Dag Petter Breivik

Personal information
- Date of birth: 31 May 1970 (age 55)
- Position: Winger

Senior career*
- Years: Team / Apps / (Gls)
- 1988–1990: Spjelkavik
- 1991–1994: Aalesund
- 1995–1996: Stabæk / 14 / (0)
- 1996: → Aalesund (loan)
- 1997–1998: Aalesund / 42 / (5)
- 1999: Spjelkavik

= Dag Petter Breivik =

Norwegian footballer (born 1970)

Dag Petter Breivik (born 31 May 1970) is a Norwegian former professional footballer who played as a winger. He spent the majority of his career in Aalesunds FK, except for a stint in the Eliteserien with Stabæk.

==Career==
Growing up in the Ålesund-based club Spjelkavik IL, he was officially drafted into the senior squad in 1988, under manager Reidar Vågnes. In 1988, he was among others described as Spjelkavik's "savior" after his goal secured one point against a Håvard Flo-led Stryn. Breivik was described as having impressed Aalesunds FK's new manager Egil Olsen during an indoor Christmas tournament in 1988, being lauded as the best player of the tournament, but Breivik did not join AaFK during Olsen's sole year in the club.

After the 1989 season, as Breivik started his compulsory military service with recruit training at Steinkjersannan, Aalesund wanted to sign the player. Still, another year passed before the transfer took place. Breivik ultimately signed a contract effective from 1 January 1991. A breakthrough came in May 1991, when Breivik scored one goal and "dribbled and dribbled in Gazza style" during a 6–0 routing of Fana.

Breivik's future was uncertain in the 1992–93 winter break, as he attended a teacher college in Hønefoss. He spent time in Bergen to practice teaching, and in December 1992 he was announced as a new signing by Fyllingen, which the Bergen-based club had to recant. Breivik decided to remain in Aalesunds FK and commute between Hønefoss and Ålesund.
From the fall of 1994 he attended the Norwegian School of Sport Sciences in Oslo, hoping to transfer to a club in the Oslo area, most likely Stabæk. He signed for them and clubs agreed on a transfer fee of , possibly 150,000 contingent on how much he played. In the 1995 Tippeligaen he played only 14 league games, never a full 90 minutes. One of his few starts came against Fana in the cup. He also started and scored in a summer friendly match.
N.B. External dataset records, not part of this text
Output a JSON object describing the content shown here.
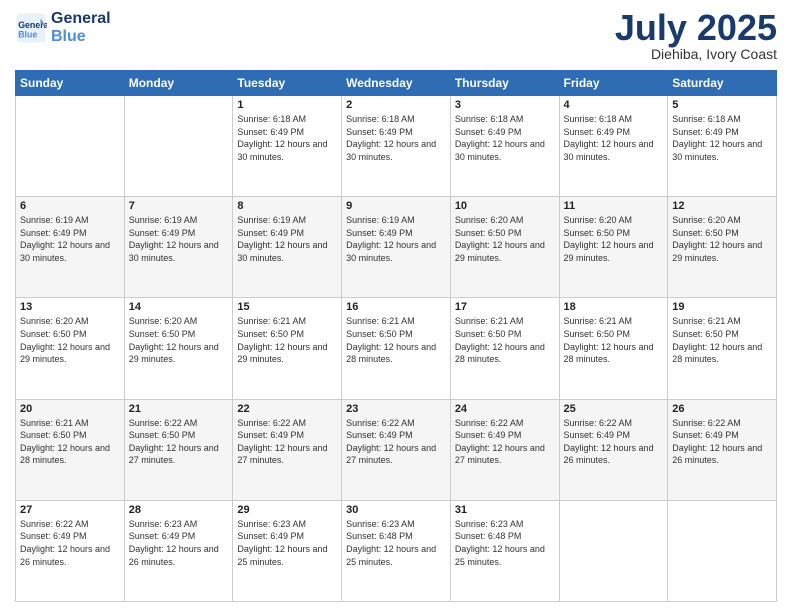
{
  "header": {
    "logo_general": "General",
    "logo_blue": "Blue",
    "month": "July 2025",
    "location": "Diehiba, Ivory Coast"
  },
  "days_of_week": [
    "Sunday",
    "Monday",
    "Tuesday",
    "Wednesday",
    "Thursday",
    "Friday",
    "Saturday"
  ],
  "weeks": [
    [
      {
        "day": "",
        "info": ""
      },
      {
        "day": "",
        "info": ""
      },
      {
        "day": "1",
        "info": "Sunrise: 6:18 AM\nSunset: 6:49 PM\nDaylight: 12 hours and 30 minutes."
      },
      {
        "day": "2",
        "info": "Sunrise: 6:18 AM\nSunset: 6:49 PM\nDaylight: 12 hours and 30 minutes."
      },
      {
        "day": "3",
        "info": "Sunrise: 6:18 AM\nSunset: 6:49 PM\nDaylight: 12 hours and 30 minutes."
      },
      {
        "day": "4",
        "info": "Sunrise: 6:18 AM\nSunset: 6:49 PM\nDaylight: 12 hours and 30 minutes."
      },
      {
        "day": "5",
        "info": "Sunrise: 6:18 AM\nSunset: 6:49 PM\nDaylight: 12 hours and 30 minutes."
      }
    ],
    [
      {
        "day": "6",
        "info": "Sunrise: 6:19 AM\nSunset: 6:49 PM\nDaylight: 12 hours and 30 minutes."
      },
      {
        "day": "7",
        "info": "Sunrise: 6:19 AM\nSunset: 6:49 PM\nDaylight: 12 hours and 30 minutes."
      },
      {
        "day": "8",
        "info": "Sunrise: 6:19 AM\nSunset: 6:49 PM\nDaylight: 12 hours and 30 minutes."
      },
      {
        "day": "9",
        "info": "Sunrise: 6:19 AM\nSunset: 6:49 PM\nDaylight: 12 hours and 30 minutes."
      },
      {
        "day": "10",
        "info": "Sunrise: 6:20 AM\nSunset: 6:50 PM\nDaylight: 12 hours and 29 minutes."
      },
      {
        "day": "11",
        "info": "Sunrise: 6:20 AM\nSunset: 6:50 PM\nDaylight: 12 hours and 29 minutes."
      },
      {
        "day": "12",
        "info": "Sunrise: 6:20 AM\nSunset: 6:50 PM\nDaylight: 12 hours and 29 minutes."
      }
    ],
    [
      {
        "day": "13",
        "info": "Sunrise: 6:20 AM\nSunset: 6:50 PM\nDaylight: 12 hours and 29 minutes."
      },
      {
        "day": "14",
        "info": "Sunrise: 6:20 AM\nSunset: 6:50 PM\nDaylight: 12 hours and 29 minutes."
      },
      {
        "day": "15",
        "info": "Sunrise: 6:21 AM\nSunset: 6:50 PM\nDaylight: 12 hours and 29 minutes."
      },
      {
        "day": "16",
        "info": "Sunrise: 6:21 AM\nSunset: 6:50 PM\nDaylight: 12 hours and 28 minutes."
      },
      {
        "day": "17",
        "info": "Sunrise: 6:21 AM\nSunset: 6:50 PM\nDaylight: 12 hours and 28 minutes."
      },
      {
        "day": "18",
        "info": "Sunrise: 6:21 AM\nSunset: 6:50 PM\nDaylight: 12 hours and 28 minutes."
      },
      {
        "day": "19",
        "info": "Sunrise: 6:21 AM\nSunset: 6:50 PM\nDaylight: 12 hours and 28 minutes."
      }
    ],
    [
      {
        "day": "20",
        "info": "Sunrise: 6:21 AM\nSunset: 6:50 PM\nDaylight: 12 hours and 28 minutes."
      },
      {
        "day": "21",
        "info": "Sunrise: 6:22 AM\nSunset: 6:50 PM\nDaylight: 12 hours and 27 minutes."
      },
      {
        "day": "22",
        "info": "Sunrise: 6:22 AM\nSunset: 6:49 PM\nDaylight: 12 hours and 27 minutes."
      },
      {
        "day": "23",
        "info": "Sunrise: 6:22 AM\nSunset: 6:49 PM\nDaylight: 12 hours and 27 minutes."
      },
      {
        "day": "24",
        "info": "Sunrise: 6:22 AM\nSunset: 6:49 PM\nDaylight: 12 hours and 27 minutes."
      },
      {
        "day": "25",
        "info": "Sunrise: 6:22 AM\nSunset: 6:49 PM\nDaylight: 12 hours and 26 minutes."
      },
      {
        "day": "26",
        "info": "Sunrise: 6:22 AM\nSunset: 6:49 PM\nDaylight: 12 hours and 26 minutes."
      }
    ],
    [
      {
        "day": "27",
        "info": "Sunrise: 6:22 AM\nSunset: 6:49 PM\nDaylight: 12 hours and 26 minutes."
      },
      {
        "day": "28",
        "info": "Sunrise: 6:23 AM\nSunset: 6:49 PM\nDaylight: 12 hours and 26 minutes."
      },
      {
        "day": "29",
        "info": "Sunrise: 6:23 AM\nSunset: 6:49 PM\nDaylight: 12 hours and 25 minutes."
      },
      {
        "day": "30",
        "info": "Sunrise: 6:23 AM\nSunset: 6:48 PM\nDaylight: 12 hours and 25 minutes."
      },
      {
        "day": "31",
        "info": "Sunrise: 6:23 AM\nSunset: 6:48 PM\nDaylight: 12 hours and 25 minutes."
      },
      {
        "day": "",
        "info": ""
      },
      {
        "day": "",
        "info": ""
      }
    ]
  ]
}
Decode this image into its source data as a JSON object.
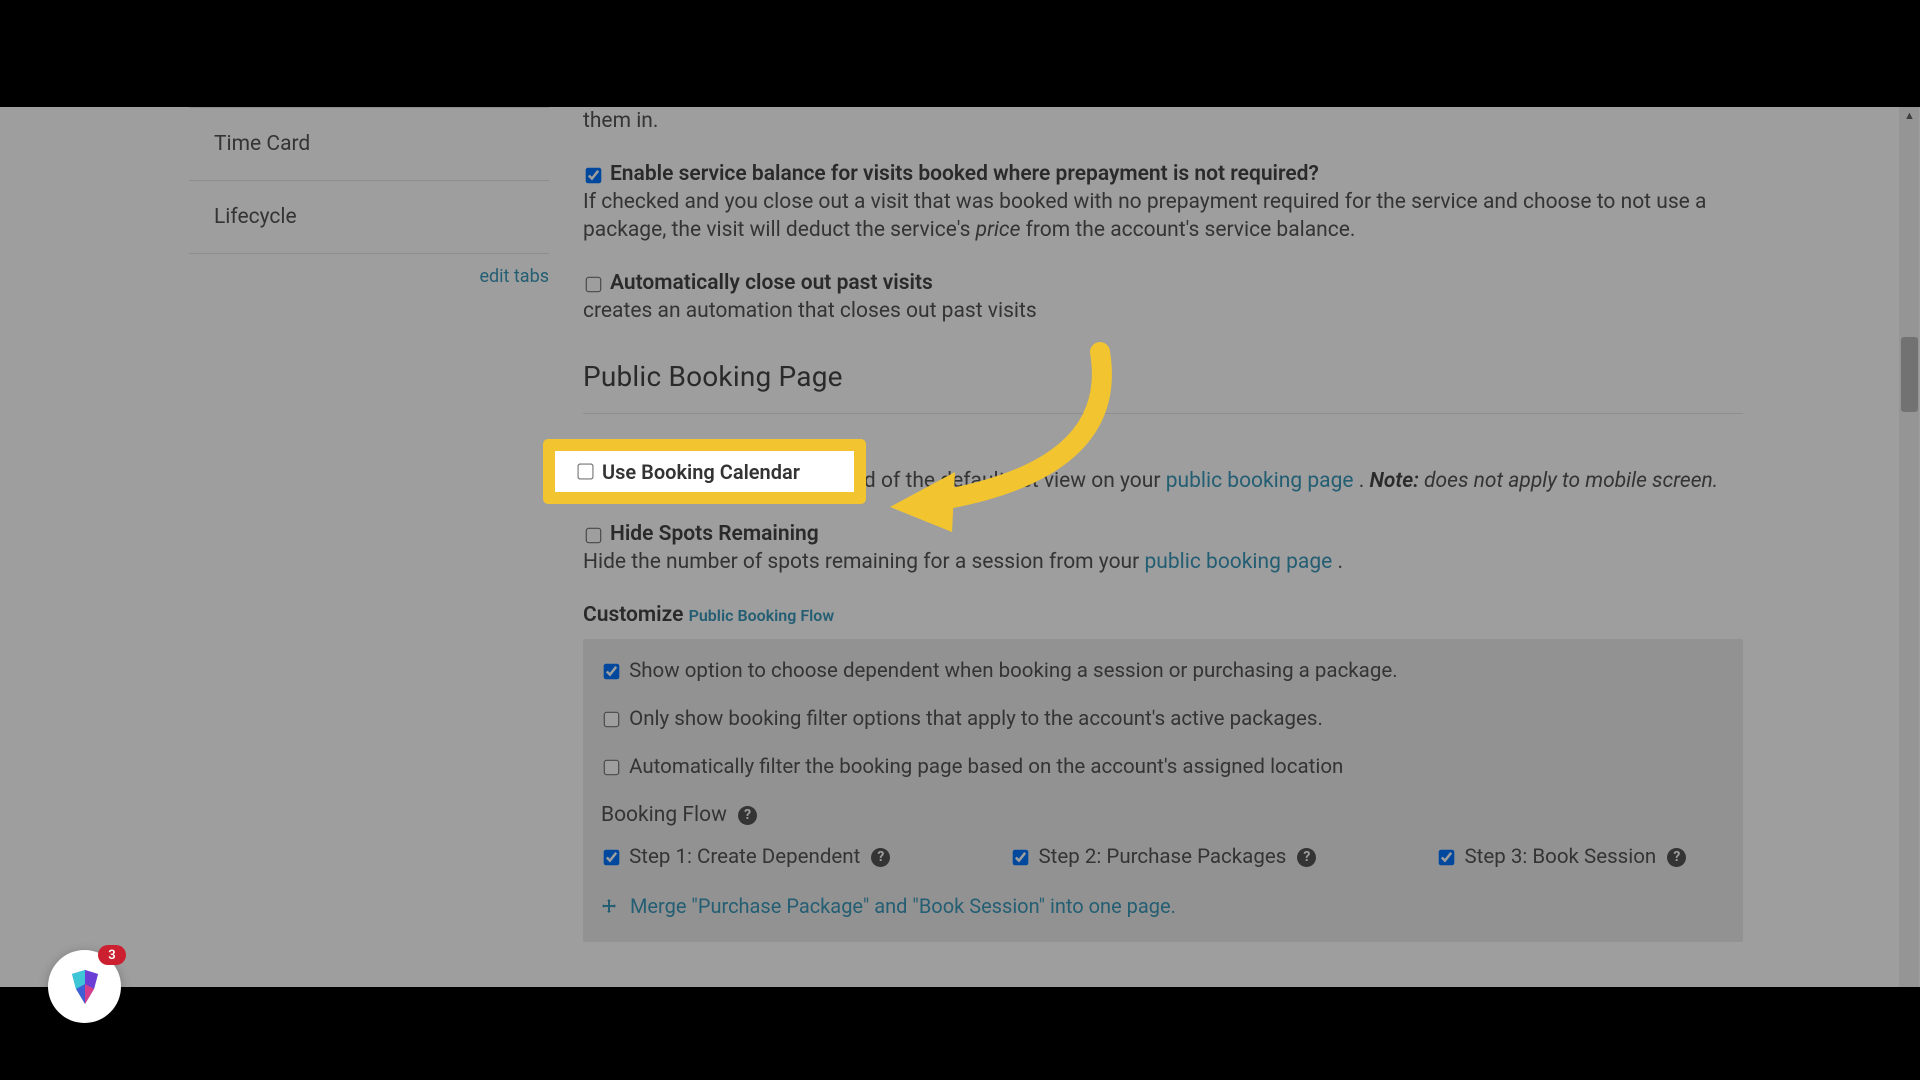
{
  "sidebar": {
    "items": [
      {
        "label": "Time Card"
      },
      {
        "label": "Lifecycle"
      }
    ],
    "edit_tabs_label": "edit tabs"
  },
  "intro_fragment": "them in.",
  "svc_balance": {
    "checked": true,
    "label": "Enable service balance for visits booked where prepayment is not required?",
    "desc_a": "If checked and you close out a visit that was booked with no prepayment required for the service and choose to not use a package, the visit will deduct the service's ",
    "desc_price_word": "price",
    "desc_b": " from the account's service balance."
  },
  "auto_close": {
    "checked": false,
    "label": "Automatically close out past visits",
    "desc": "creates an automation that closes out past visits"
  },
  "public_booking_heading": "Public Booking Page",
  "use_calendar": {
    "checked": false,
    "label": "Use Booking Calendar",
    "desc_a": "Use a monthly calendar instead of the default list view on your ",
    "link": "public booking page",
    "desc_b": " . ",
    "note_label": "Note:",
    "note_text": " does not apply to mobile screen."
  },
  "hide_spots": {
    "checked": false,
    "label": "Hide Spots Remaining",
    "desc_a": "Hide the number of spots remaining for a session from your ",
    "link": "public booking page",
    "desc_b": " ."
  },
  "customize": {
    "title_a": "Customize ",
    "title_link": "Public Booking Flow",
    "opt1": {
      "checked": true,
      "label": "Show option to choose dependent when booking a session or purchasing a package."
    },
    "opt2": {
      "checked": false,
      "label": "Only show booking filter options that apply to the account's active packages."
    },
    "opt3": {
      "checked": false,
      "label": "Automatically filter the booking page based on the account's assigned location"
    },
    "booking_flow_title": "Booking Flow",
    "steps": {
      "s1": {
        "checked": true,
        "label": "Step 1: Create Dependent"
      },
      "s2": {
        "checked": true,
        "label": "Step 2: Purchase Packages"
      },
      "s3": {
        "checked": true,
        "label": "Step 3: Book Session"
      }
    },
    "merge_label": "Merge \"Purchase Package\" and \"Book Session\" into one page."
  },
  "logo_badge": "3"
}
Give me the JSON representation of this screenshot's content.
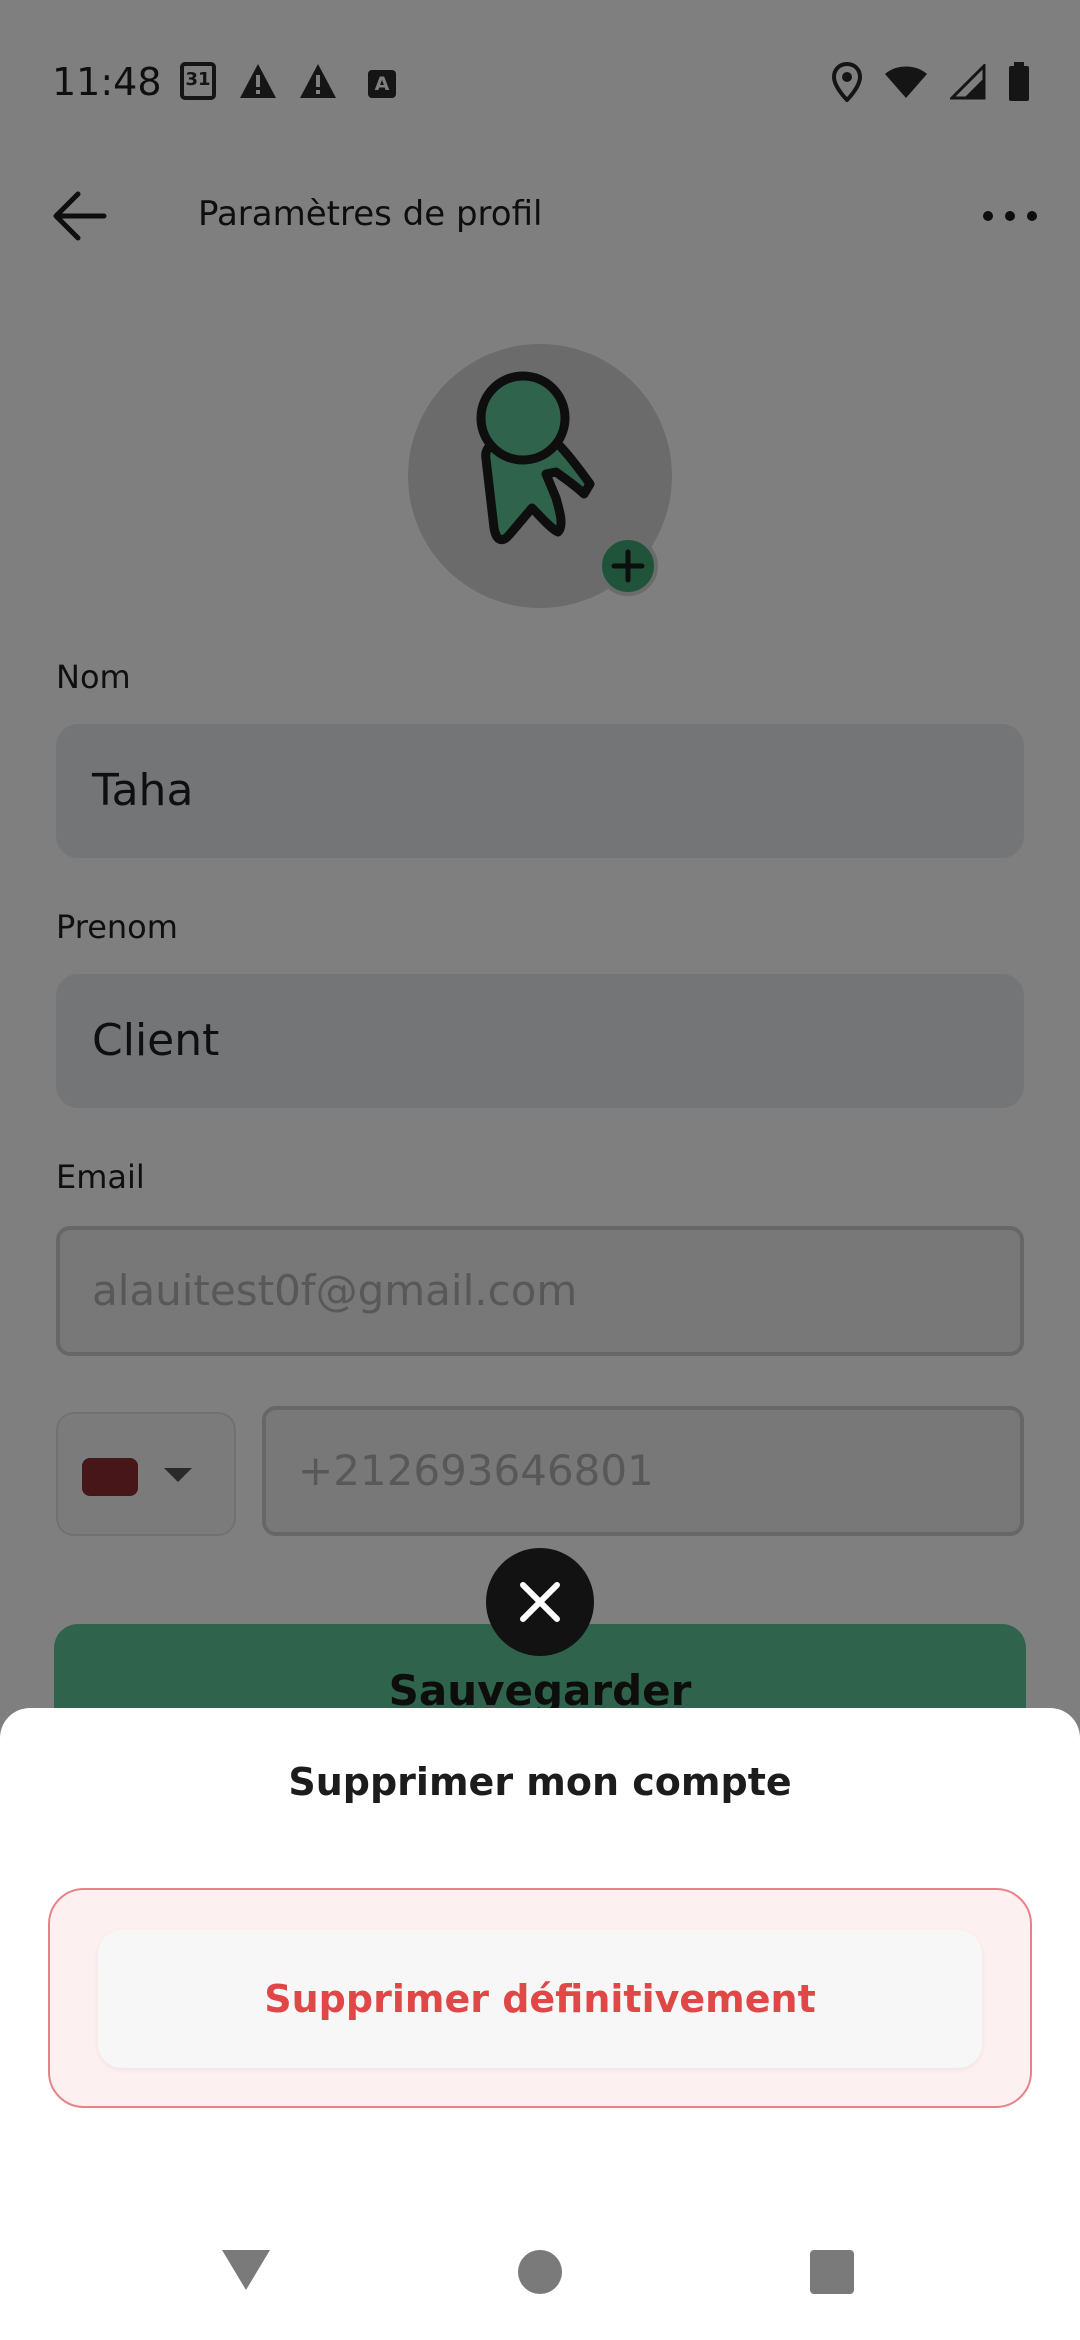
{
  "status_bar": {
    "time": "11:48",
    "calendar_day": "31",
    "icons": [
      "calendar-icon",
      "warning-icon",
      "warning-icon",
      "text-icon",
      "location-icon",
      "wifi-icon",
      "signal-icon",
      "battery-icon"
    ]
  },
  "header": {
    "title": "Paramètres de profil"
  },
  "form": {
    "nom_label": "Nom",
    "nom_value": "Taha",
    "prenom_label": "Prenom",
    "prenom_value": "Client",
    "email_label": "Email",
    "email_value": "alauitest0f@gmail.com",
    "phone_value": "+212693646801",
    "save_label": "Sauvegarder"
  },
  "modal": {
    "title": "Supprimer mon compte",
    "delete_label": "Supprimer définitivement"
  },
  "colors": {
    "accent_green": "#3ea675",
    "danger_red": "#e04848",
    "scrim": "rgba(0,0,0,0.5)"
  }
}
As Stabæk changed managers after the 1995 season, a sports committee in the club decided to axe Breivik, Bjørn Tore Hansen, and Kim Løkke from the senior squad. The players did not have their contracts annulled, but would not be allowed to train with the squad either. Loan deals were mentioned as the most likely outcome. Breivik was first loaned out to Aalesund in 1996. Breivik visited Bryne FK in October 1996, with view to discussing a move there. He would have to take a job outside of football, in the petroleum industry, if he was to play for Bryne. When Aalesund met Bryne in the league, Breivik had reportedly "ridiculed" Bryne's left back; the Bryne coach quipping that he would medicate his own player for headache. However, in the end he transferred to Aalesund permanently.

In 1998, Breivik among others scored his first hat-trick in senior football. He also experienced being sent off in Aalesund's largest loss in recent history, a 1-6 home defeat to Start. Sunnmørsposten accused the purported victim of Breivik's tackle, Frank Tønnessen, of diving. In the important 2- victory over Raufoss, where Breivik scored the decisive goal, he was assisted by a then-adolescent John Arne Riise. Breivik left Aalesund after the season.

Spending the first half of 1999 at the University of California, Berkeley, Breivik returned to Ålesund in the summer of 1999 and was able to join a lesser team in the city, his original club, Spjelkavik. He made his debut on 13 August. Near the end of 1999 he chose to move back to the Oslo area, leaving Spjelkavik.

==Style of play==
The newspaper that mainly covered Aalesunds FK, Sunnmørsposten, called Breivik "fond of dribbling", able to perform "acrobatic moments" and possessing a "tender left foot".

==Personal life==
Already from childhood, he was nicknamed "Charlie", a name that stuck with him as a football player.